Hancock entered the game for the second time with 5:41 left in the first half and his tam down 31-21. A pair of free throws and four consecutive three-pointers from the super sub in two and a half minutes and the Cardinals went into the break down by a single point. This, after Albrecht poured in his 17 points while Burke rode the bench with two fouls, had the makings of an anything-you-can-do-I-can-do-better scenario. “You don’t really think like that as a player, you just go out and play your game,” Hancock said. “Peyton Siva found me with a couple good passes. Russ found me a couple times, that’s all it was.”

If Louisville went into the locker room carrying the momentum, Michigan made sure the game would still be up for grabs in crunch time.

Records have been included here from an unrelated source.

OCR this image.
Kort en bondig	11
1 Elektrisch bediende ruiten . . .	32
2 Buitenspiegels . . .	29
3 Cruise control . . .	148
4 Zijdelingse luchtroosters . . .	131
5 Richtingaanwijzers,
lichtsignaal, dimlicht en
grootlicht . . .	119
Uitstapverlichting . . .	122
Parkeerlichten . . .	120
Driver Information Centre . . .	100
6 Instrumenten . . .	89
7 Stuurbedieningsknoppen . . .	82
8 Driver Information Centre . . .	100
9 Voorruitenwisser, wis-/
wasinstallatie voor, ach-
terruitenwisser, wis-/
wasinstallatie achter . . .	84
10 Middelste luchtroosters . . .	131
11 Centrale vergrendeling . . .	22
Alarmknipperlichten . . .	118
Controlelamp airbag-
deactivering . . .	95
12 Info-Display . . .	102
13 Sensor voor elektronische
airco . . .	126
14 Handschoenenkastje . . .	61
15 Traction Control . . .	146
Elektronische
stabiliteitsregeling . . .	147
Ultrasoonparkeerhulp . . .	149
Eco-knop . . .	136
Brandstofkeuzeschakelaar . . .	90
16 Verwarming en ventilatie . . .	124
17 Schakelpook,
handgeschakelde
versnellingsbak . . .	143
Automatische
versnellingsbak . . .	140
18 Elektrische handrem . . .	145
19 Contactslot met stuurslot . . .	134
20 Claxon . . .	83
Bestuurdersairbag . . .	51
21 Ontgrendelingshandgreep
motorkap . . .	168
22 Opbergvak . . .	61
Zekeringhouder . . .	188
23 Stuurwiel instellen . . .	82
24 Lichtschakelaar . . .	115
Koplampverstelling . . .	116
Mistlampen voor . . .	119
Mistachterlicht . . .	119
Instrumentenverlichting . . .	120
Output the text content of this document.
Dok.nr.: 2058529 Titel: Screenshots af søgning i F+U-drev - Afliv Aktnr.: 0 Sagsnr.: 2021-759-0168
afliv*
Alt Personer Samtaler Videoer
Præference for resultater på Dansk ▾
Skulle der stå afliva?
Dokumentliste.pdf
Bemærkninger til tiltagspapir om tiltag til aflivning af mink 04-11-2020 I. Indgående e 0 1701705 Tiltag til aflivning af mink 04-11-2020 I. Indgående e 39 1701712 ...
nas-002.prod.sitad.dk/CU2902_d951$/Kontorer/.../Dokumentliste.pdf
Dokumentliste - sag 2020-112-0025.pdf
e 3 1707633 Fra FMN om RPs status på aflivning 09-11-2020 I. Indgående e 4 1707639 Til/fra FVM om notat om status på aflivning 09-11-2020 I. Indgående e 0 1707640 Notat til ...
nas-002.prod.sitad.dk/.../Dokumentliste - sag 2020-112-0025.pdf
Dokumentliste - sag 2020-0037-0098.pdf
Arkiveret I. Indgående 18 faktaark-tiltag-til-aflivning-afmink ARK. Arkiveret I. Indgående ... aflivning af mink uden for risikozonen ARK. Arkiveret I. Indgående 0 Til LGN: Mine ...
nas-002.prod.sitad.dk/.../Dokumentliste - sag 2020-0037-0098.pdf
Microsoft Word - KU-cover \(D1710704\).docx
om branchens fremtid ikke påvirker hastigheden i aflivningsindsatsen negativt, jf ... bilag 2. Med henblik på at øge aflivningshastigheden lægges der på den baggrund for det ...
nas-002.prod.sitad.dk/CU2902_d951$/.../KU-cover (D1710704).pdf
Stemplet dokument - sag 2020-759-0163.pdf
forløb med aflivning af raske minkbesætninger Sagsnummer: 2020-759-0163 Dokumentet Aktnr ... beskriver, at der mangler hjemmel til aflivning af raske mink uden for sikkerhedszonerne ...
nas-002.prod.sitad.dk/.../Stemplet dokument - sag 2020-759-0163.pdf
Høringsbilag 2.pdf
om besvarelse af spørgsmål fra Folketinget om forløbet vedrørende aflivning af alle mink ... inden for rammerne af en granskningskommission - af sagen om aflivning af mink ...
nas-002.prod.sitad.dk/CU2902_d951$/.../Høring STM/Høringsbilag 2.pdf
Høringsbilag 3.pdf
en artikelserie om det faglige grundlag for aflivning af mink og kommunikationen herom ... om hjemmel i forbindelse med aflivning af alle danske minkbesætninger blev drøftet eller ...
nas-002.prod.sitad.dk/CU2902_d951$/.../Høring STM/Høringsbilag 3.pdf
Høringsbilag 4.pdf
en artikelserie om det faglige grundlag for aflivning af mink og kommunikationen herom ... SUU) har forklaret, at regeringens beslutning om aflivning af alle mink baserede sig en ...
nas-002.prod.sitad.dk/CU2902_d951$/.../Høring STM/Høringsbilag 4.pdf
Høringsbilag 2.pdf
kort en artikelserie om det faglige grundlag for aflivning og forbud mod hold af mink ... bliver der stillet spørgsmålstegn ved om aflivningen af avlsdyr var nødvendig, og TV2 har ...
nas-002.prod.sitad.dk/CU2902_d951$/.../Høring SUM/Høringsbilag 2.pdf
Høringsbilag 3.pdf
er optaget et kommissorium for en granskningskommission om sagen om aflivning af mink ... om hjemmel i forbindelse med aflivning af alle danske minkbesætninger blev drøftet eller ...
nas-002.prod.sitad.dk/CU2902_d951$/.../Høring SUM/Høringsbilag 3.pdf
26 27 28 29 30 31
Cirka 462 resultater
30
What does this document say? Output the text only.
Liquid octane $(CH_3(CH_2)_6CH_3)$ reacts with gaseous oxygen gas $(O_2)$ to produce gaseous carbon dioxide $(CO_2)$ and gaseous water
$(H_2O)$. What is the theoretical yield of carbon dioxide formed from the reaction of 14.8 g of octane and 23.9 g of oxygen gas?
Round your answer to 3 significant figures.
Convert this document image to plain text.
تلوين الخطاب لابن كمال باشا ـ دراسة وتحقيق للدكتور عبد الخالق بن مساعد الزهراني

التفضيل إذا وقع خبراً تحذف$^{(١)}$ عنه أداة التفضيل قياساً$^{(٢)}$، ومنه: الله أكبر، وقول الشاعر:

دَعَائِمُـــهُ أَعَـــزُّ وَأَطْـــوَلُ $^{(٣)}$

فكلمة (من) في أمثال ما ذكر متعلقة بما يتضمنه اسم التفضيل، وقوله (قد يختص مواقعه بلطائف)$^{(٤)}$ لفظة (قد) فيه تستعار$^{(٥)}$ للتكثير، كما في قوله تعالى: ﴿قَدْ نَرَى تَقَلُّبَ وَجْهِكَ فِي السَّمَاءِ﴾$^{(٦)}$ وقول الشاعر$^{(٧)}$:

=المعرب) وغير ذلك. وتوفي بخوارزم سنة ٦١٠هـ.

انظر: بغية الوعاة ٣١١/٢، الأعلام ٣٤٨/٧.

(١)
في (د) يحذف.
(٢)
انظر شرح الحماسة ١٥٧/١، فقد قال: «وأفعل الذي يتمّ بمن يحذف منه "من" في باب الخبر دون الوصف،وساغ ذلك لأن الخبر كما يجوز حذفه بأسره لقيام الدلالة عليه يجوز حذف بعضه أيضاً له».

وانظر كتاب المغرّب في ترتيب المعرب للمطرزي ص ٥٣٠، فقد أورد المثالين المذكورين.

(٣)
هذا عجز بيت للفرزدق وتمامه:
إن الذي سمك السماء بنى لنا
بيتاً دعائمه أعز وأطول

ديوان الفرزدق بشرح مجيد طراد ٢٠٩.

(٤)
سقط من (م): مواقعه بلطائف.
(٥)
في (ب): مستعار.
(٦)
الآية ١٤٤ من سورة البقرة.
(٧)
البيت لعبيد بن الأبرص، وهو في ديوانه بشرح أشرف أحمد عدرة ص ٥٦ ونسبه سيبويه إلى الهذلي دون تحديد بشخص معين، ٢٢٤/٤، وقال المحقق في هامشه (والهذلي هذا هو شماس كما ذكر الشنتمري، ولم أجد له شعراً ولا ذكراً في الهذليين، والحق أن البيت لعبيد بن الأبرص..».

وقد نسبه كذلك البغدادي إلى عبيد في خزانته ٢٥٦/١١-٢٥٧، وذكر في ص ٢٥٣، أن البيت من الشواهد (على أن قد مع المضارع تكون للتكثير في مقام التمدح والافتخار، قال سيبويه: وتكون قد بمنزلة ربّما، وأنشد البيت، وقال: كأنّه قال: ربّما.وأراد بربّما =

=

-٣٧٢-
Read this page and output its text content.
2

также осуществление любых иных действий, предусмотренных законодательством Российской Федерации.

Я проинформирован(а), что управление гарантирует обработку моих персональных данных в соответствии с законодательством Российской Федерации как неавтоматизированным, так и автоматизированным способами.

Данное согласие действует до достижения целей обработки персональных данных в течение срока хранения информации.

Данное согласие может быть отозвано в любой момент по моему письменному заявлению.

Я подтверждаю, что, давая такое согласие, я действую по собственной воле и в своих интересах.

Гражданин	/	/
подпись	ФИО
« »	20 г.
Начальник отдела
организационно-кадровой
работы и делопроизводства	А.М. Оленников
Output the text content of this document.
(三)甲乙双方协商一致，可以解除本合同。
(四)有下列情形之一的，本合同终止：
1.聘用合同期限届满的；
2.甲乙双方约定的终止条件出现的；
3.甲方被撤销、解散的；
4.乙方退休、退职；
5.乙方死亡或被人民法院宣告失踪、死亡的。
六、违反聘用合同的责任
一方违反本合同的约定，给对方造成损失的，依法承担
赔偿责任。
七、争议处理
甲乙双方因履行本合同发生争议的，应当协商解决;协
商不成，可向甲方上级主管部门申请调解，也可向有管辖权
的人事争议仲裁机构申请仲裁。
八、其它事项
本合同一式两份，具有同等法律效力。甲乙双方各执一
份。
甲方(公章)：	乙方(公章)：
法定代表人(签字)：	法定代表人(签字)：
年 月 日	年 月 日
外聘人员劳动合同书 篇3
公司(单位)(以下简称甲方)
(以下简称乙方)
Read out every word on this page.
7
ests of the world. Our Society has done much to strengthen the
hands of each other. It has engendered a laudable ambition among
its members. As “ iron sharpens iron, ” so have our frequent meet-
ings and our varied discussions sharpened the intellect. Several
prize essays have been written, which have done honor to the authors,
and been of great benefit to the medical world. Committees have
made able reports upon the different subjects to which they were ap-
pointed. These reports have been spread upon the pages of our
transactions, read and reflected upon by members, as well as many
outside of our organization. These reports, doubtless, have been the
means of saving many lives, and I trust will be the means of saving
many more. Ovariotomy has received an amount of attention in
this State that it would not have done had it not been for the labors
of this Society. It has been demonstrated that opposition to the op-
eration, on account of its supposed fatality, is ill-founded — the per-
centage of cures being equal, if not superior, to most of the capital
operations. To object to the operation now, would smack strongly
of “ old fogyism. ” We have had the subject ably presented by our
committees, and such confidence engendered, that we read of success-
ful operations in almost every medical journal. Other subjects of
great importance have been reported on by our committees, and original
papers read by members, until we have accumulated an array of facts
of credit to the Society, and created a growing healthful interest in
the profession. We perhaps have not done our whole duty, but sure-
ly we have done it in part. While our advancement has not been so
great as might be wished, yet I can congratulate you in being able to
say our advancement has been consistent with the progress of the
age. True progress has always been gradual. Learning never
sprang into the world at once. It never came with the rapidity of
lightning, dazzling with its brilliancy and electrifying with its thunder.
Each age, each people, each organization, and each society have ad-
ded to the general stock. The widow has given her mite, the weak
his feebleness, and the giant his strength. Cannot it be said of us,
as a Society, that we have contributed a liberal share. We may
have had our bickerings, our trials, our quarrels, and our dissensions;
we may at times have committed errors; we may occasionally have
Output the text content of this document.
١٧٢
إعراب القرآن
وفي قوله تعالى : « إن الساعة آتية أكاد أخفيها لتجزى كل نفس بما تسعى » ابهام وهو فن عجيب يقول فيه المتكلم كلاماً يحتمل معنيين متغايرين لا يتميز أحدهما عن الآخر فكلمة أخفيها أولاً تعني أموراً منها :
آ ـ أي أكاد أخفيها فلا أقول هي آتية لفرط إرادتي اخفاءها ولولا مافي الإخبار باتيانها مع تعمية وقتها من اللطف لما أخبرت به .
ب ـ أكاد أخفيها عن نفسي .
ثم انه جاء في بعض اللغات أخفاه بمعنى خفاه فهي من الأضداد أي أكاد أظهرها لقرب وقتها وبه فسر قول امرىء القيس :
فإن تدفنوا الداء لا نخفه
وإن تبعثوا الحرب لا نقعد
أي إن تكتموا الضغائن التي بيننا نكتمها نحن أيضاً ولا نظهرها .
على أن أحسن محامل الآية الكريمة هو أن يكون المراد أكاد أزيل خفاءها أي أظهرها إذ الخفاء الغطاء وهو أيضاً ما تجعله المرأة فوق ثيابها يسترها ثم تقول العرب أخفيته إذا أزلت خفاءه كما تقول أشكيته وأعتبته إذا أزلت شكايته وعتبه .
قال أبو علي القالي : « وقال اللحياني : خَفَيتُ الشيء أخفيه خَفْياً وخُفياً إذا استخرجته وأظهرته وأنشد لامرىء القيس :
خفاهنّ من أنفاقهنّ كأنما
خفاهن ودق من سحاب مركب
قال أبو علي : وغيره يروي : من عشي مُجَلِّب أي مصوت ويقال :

Indeed the Cardinals’ biggest lead of the game was 10 points and it lasted all of 20 seconds.

The game’s frenetic pacing resembled hockey more than basketball, but with lots of scoring. Lots of scoring. The two teams surpassed the total of the Michigan-Syracuse semifinal with nine and a half minutes still to play.

Louisville lived by the three in the first half and the interior in the second—11 of their 16 second-half baskets coming from within the charge circle under the basket. Chane Behanan contributed 15 points and 12 rebounds. Eleven of his points and all seven of his offensive rebounds came in the second half. “Chane is a beast, a beast on the boards,” Smith said. “He was just everywhere. He played like a man tonight.”

But it was Peyton Siva who directed traffic when it mattered most, dropping in four layups and a thunderous alley-oop dunk for 10 second-half points. He finished with 18, five assists and six rebounds. “At halftime he [Pitino] kept asking me, do you know the plays? You keep looking over at me and asking me what plays to run,” Siva said. “In the second half he let me call the plays, what I saw out on the court.”

The buzz in the locker room was understandably jovial for the tournament’s top-ranked team. Words like great, hard to describe, and I thought my head would blow up were thrown about to describe the feelings. Russ Smith put it best. “If anybody got anything to say negative, I personally don’t care. I’m going to get a big, big ring. I’m going to meet Obama.”

The sweetest part, though, is promise Pitino made to his team a year ago that he would get a tattoo if they won the National Championship. And he fully intends on making good. But what should he get? Siva has an idea for a perfect lower back tat. “You know, get my name.”